The thriving microbial communities that inhabit the human gut forage and metabolize nearly everything they encounter, including orally administered drugs. As a result, the metabolism of drugs by the host body is influenced by the specific composition of an individual’s microbiota, which has been implicated in the wide variations of how successful – or toxic – drugs are among individuals. However, distinguishing and measuring the microbial contributions to drug metabolism has remained a challenge – particularly if the metabolic processes and products are chemically indistinguishable between the host and microbiome.

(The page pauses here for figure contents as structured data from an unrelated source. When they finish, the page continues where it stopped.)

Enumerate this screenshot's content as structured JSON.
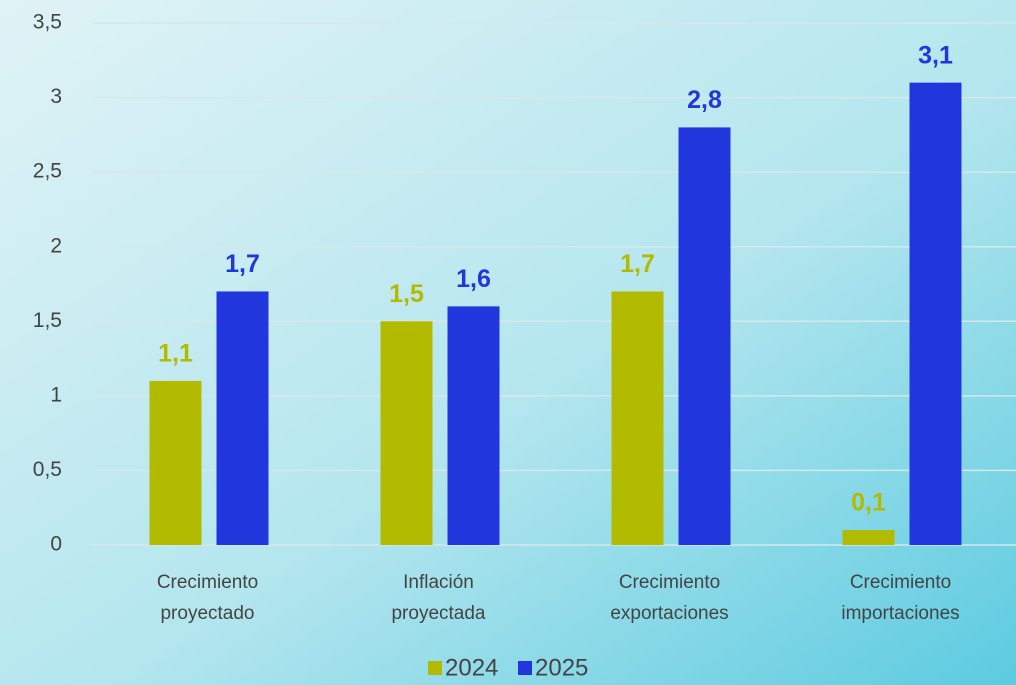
{
  "chart_data": {
    "type": "bar",
    "categories": [
      "Crecimiento proyectado",
      "Inflación proyectada",
      "Crecimiento exportaciones",
      "Crecimiento importaciones"
    ],
    "series": [
      {
        "name": "2024",
        "color": "#b3bb00",
        "values": [
          1.1,
          1.5,
          1.7,
          0.1
        ],
        "value_labels": [
          "1,1",
          "1,5",
          "1,7",
          "0,1"
        ]
      },
      {
        "name": "2025",
        "color": "#2236de",
        "values": [
          1.7,
          1.6,
          2.8,
          3.1
        ],
        "value_labels": [
          "1,7",
          "1,6",
          "2,8",
          "3,1"
        ]
      }
    ],
    "ylim": [
      0,
      3.5
    ],
    "yticks": [
      0,
      {
        "value": 0.5,
        "label": "0,5"
      },
      1,
      {
        "value": 1.5,
        "label": "1,5"
      },
      2,
      {
        "value": 2.5,
        "label": "2,5"
      },
      3,
      {
        "value": 3.5,
        "label": "3,5"
      }
    ],
    "grid": true,
    "legend": "bottom"
  }
}
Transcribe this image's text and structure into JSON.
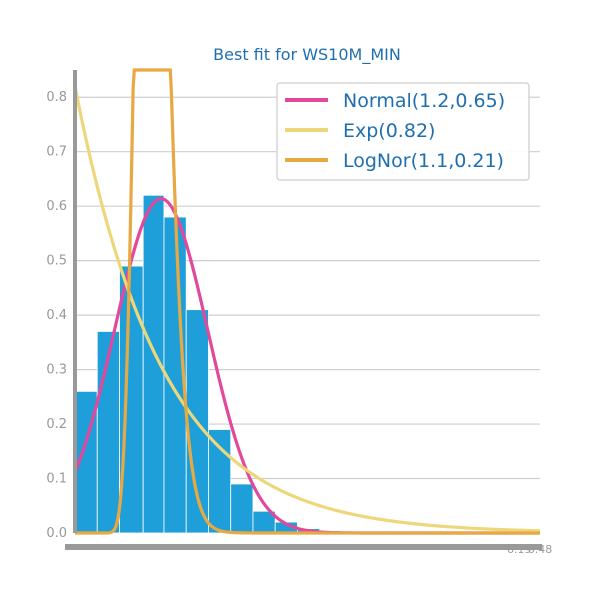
{
  "chart_data": {
    "type": "histogram",
    "title": "Best fit for WS10M_MIN",
    "xlabel": "",
    "ylabel": "",
    "xlim": [
      0.0,
      6.48
    ],
    "ylim": [
      0.0,
      0.85
    ],
    "grid": "horizontal",
    "legend_position": "top-right",
    "y_ticks": [
      "0.0",
      "0.1",
      "0.2",
      "0.3",
      "0.4",
      "0.5",
      "0.6",
      "0.7",
      "0.8"
    ],
    "x_ticks_visible": [
      "6.19",
      "6.48"
    ],
    "histogram": {
      "color": "#1f9fd9",
      "bins": [
        {
          "x0": 0.0,
          "x1": 0.31,
          "value": 0.26
        },
        {
          "x0": 0.31,
          "x1": 0.62,
          "value": 0.37
        },
        {
          "x0": 0.62,
          "x1": 0.95,
          "value": 0.49
        },
        {
          "x0": 0.95,
          "x1": 1.24,
          "value": 0.62
        },
        {
          "x0": 1.24,
          "x1": 1.55,
          "value": 0.58
        },
        {
          "x0": 1.55,
          "x1": 1.86,
          "value": 0.41
        },
        {
          "x0": 1.86,
          "x1": 2.17,
          "value": 0.19
        },
        {
          "x0": 2.17,
          "x1": 2.48,
          "value": 0.09
        },
        {
          "x0": 2.48,
          "x1": 2.79,
          "value": 0.04
        },
        {
          "x0": 2.79,
          "x1": 3.1,
          "value": 0.02
        },
        {
          "x0": 3.1,
          "x1": 3.41,
          "value": 0.008
        },
        {
          "x0": 3.41,
          "x1": 3.72,
          "value": 0.004
        }
      ]
    },
    "series": [
      {
        "name": "Normal(1.2,0.65)",
        "dist": "normal",
        "params": {
          "mu": 1.2,
          "sigma": 0.65
        },
        "color": "#e2489c"
      },
      {
        "name": "Exp(0.82)",
        "dist": "exponential",
        "params": {
          "lambda": 0.82
        },
        "color": "#ecd77a"
      },
      {
        "name": "LogNor(1.1,0.21)",
        "dist": "lognormal",
        "params": {
          "mean": 1.1,
          "std": 0.21
        },
        "color": "#e8a842"
      }
    ],
    "colors": {
      "title": "#1f6fb0",
      "legend_text": "#1f6fb0",
      "tick_text": "#999999",
      "axis": "#999999",
      "grid": "#cfcfcf"
    }
  }
}
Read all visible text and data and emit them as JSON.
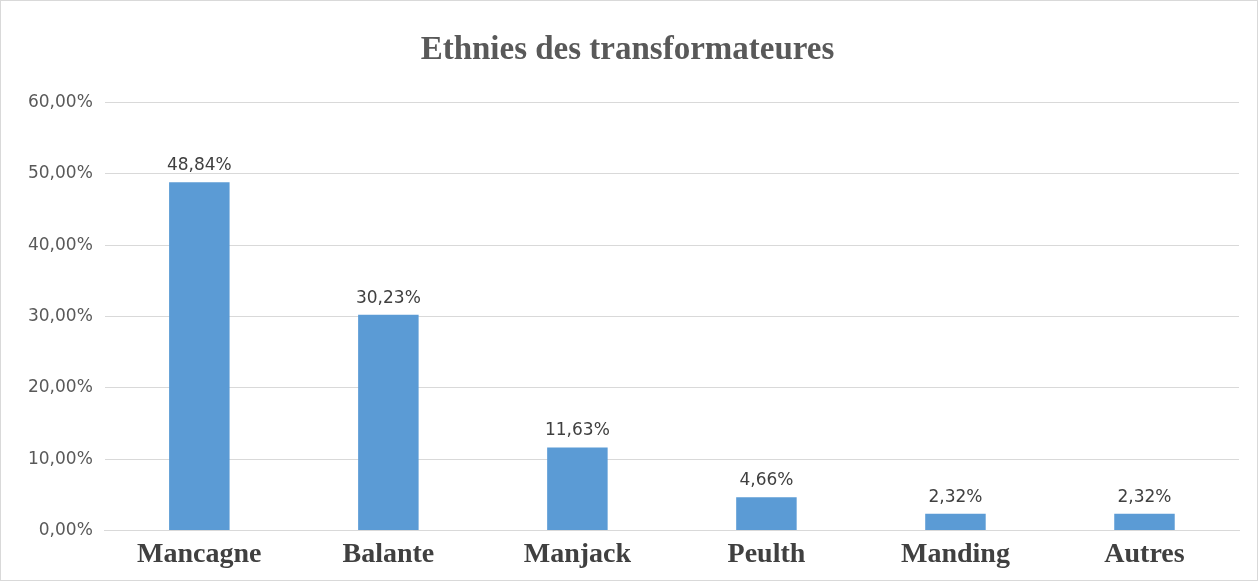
{
  "chart_data": {
    "type": "bar",
    "title": "Ethnies des transformateures",
    "categories": [
      "Mancagne",
      "Balante",
      "Manjack",
      "Peulth",
      "Manding",
      "Autres"
    ],
    "values": [
      48.84,
      30.23,
      11.63,
      4.66,
      2.32,
      2.32
    ],
    "value_labels": [
      "48,84%",
      "30,23%",
      "11,63%",
      "4,66%",
      "2,32%",
      "2,32%"
    ],
    "color": "#5b9bd5",
    "ylim": [
      0,
      60
    ],
    "yticks": [
      {
        "value": 0,
        "label": "0,00%"
      },
      {
        "value": 10,
        "label": "10,00%"
      },
      {
        "value": 20,
        "label": "20,00%"
      },
      {
        "value": 30,
        "label": "30,00%"
      },
      {
        "value": 40,
        "label": "40,00%"
      },
      {
        "value": 50,
        "label": "50,00%"
      },
      {
        "value": 60,
        "label": "60,00%"
      }
    ],
    "grid": "y"
  }
}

Michael Zimmerman and colleagues measured the levels of the drug brivudine (BRV) and its known metabolite, bromovinyluracil (BVU), over time and across different tissues within mice inoculated with a variety of gut communities – some complex, some gnotobiotic and some genetically modified. The authors identified a buildup of BVU (known to lead to deadly interactions with other drugs) in the livers of mice with complex biomes, illustrating the contribution of microbiota to drug toxicity. Using this data, Zimmerman et al. developed a pharmacokinetic model, which was able to computationally predict the contributions of both the host and microbiome in the metabolism of other anti-viral and anti-depressant drugs.
According to the results of the model, in some scenarios, nearly 70% of drug metabolism could be predicted from the activity of microbiota.